Over the last two decades, archaeologists have made huge strides in piecing together these different elements of the landscape, their relationships to each other, and what they are revealing about the Neolithic people who built them. Armed with astronomical knowledge, engineering skills, and unmovable determination, their creations succeeded in capturing people’s imaginations for millennia. (Decision over Stonehenge Tunnel sparks controversy.)

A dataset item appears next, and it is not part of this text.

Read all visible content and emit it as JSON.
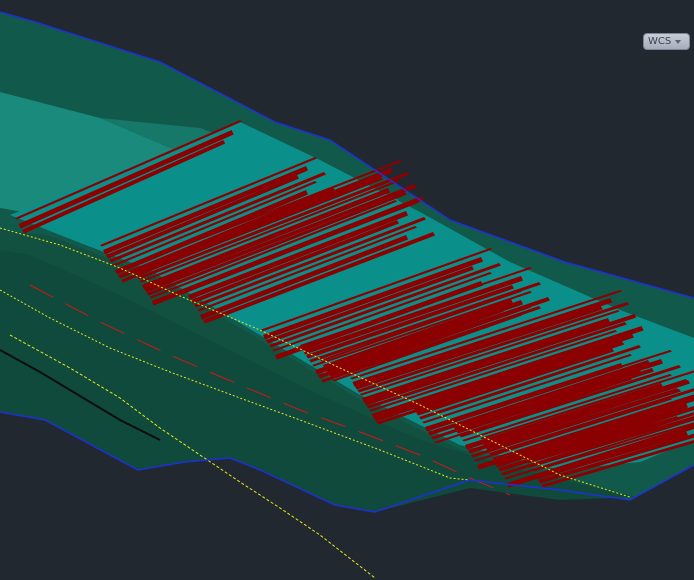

Perhaps the most famous—and fantastic—explanation for Stonehenge’s creation harkens back to Arthurian legend. The wizard Merlin allegedly transported the stones from Ireland according to Geoffrey of Monmouth’s 12th-century chronicle of British kings. Another 12th-century writer, Henry of Huntingdon, described the monument as “[s]tones of remarkable size, raised up like gates, in such a way that gates seem to be placed on top of gates. And no one can work out how the stones were so skillfully lifted up to such a height or why they were erected there.” The name Stonehenge was derived from the term Henry used to describe the monument: Stanenges, which is Anglo-Saxon for “stone gallows.”